Research Opportunity Leads Strasser to Internship
An interest in astronomy prompted Samantha Strasser, '11, to study physics at Albion College. An on-campus research opportunity, which led to a summer internship with the fusion energy division of the energy and engineering sciences directorate at Oak Ridge National Laboratory (ORNL), has opened up even more future paths for the Brighton native to consider.
"I like everything about physics," Strasser said. Right now, her interests range from astrophysics to electronics.
While many of her classmates returned home, Strasser remained on campus for the summer after her first year at Albion to work with physics professor David Seely on a project funded by the college's Foundation for Undergraduate Research, Scholarship and Creative Activity that led to a co-author on a peer-reviewed article in a bound volume of conference proceedings. Seely, who had completed a sabbatical at ORNL, took Strasser to the facility in Tennessee for a week to demonstrate the type of collaborative research being done. It was on that trip that Strasser met her ORNL mentor, Charles Havener.
When Strasser was looking for an internship last summer, Havener jumped at the opportunity to bring in a student who knew her way around the lab. The work being done involves building a fusion reactor to make energy creation through the atomic collisions more efficient.
"We think of nuclear energy as fission, and people are scared of it because they think about (the dangers associated with reactor accidents like) Chernobyl or Three Mile Island," Strasser explained. "Meltdowns can't happen because of the nature of fusion. It is so hard to get atoms to fuse together that if something goes wrong, the reaction just halts. There is not a lot of radiation that comes from it because the elements we use do not continue to decay for hundreds of years like uranium or plutonium."
"We had to make a lot of repairs on the machine," Strasser added. "Charlie was happy that I had experience with high vacuum systems because there are a lot of highly specialized tools that go with that. If you screw up it's hard to know where you made a mistake. I think if I was at the University of Michigan there's no way I'd be doing something like this right now. I would have to be in my third year of graduate school before I got to do something like this."
Strasser's specific work was in charge exchange, where the nuclei of atomic particles don't have enough energy to collide. Instead, only an electron is exchanged between the atoms. The issue being investigated is the rate at which neutral particles develop from charge exchange in an environment like a fusion plasma. Neutral particles are bad for fusion because they inhibit the fusion reaction.
Back on campus for the fall semester before heading off to study in Japan, Strasser has an invitation to return to ORNL, and she is using some of the things she learned in the electronics lab at Albion.

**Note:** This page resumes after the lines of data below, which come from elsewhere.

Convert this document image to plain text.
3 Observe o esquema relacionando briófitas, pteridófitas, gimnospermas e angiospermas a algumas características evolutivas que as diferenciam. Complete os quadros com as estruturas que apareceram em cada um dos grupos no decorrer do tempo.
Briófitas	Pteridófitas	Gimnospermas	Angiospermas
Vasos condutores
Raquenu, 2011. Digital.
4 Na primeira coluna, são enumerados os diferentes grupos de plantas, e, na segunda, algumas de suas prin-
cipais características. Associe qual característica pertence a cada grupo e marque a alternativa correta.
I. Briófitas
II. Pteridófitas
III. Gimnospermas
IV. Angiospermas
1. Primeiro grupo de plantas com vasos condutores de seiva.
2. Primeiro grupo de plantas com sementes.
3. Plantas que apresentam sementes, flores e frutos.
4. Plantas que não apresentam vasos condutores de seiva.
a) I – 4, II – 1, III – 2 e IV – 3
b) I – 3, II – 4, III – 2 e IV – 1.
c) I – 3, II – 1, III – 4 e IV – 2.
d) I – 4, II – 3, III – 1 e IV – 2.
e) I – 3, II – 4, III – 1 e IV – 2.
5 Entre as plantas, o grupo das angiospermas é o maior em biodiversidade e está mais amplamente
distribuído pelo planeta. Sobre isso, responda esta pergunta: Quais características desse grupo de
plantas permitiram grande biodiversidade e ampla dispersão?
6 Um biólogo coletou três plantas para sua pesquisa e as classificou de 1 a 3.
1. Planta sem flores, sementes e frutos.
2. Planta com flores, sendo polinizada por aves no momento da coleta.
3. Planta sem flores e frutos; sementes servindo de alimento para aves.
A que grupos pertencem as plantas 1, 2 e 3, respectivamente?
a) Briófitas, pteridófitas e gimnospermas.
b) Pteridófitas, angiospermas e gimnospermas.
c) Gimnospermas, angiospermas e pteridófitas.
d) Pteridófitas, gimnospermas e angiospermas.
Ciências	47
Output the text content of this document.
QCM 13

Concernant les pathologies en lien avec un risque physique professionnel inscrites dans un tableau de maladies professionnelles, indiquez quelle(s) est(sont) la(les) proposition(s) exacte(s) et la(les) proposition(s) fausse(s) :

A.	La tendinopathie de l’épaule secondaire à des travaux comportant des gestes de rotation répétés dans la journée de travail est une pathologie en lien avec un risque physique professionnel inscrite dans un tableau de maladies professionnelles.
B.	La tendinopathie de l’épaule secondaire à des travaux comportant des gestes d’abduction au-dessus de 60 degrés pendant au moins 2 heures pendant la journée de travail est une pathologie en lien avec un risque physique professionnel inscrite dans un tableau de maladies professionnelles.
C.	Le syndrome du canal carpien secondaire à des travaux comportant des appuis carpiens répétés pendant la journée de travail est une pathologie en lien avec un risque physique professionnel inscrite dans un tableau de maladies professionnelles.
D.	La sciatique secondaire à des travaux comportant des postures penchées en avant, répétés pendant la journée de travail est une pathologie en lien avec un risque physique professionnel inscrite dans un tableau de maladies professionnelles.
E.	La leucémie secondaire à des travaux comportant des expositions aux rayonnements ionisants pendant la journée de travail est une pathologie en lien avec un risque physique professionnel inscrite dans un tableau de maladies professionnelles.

"My mentor wants me to come back to Oak Ridge over winter break to do some more work because I wrote some LabVIEW programs," she added, talking about her work with the software that is standard in many labs. "He had no idea how to use it and he said, ‘Here's what we're using now and I want it to do this and this.' I essentially had to learn how to use LabVIEW, and now I'm a teaching assistant for the electronics lab this semester and the professor teaching it is excited because I'm able to help students with it."
Strasser's experience at ORNL may lead to another co-authorship on a paper if the research pans out, and she reports that the poster she developed from the internship has been noticed by graduate school recruiters.
"I submitted my poster to a scholarship competition for a program funded by the Department of Energy and a scout from West Virginia University called me a couple of weeks ago," Strasser said. "I'm trying to get my name out there."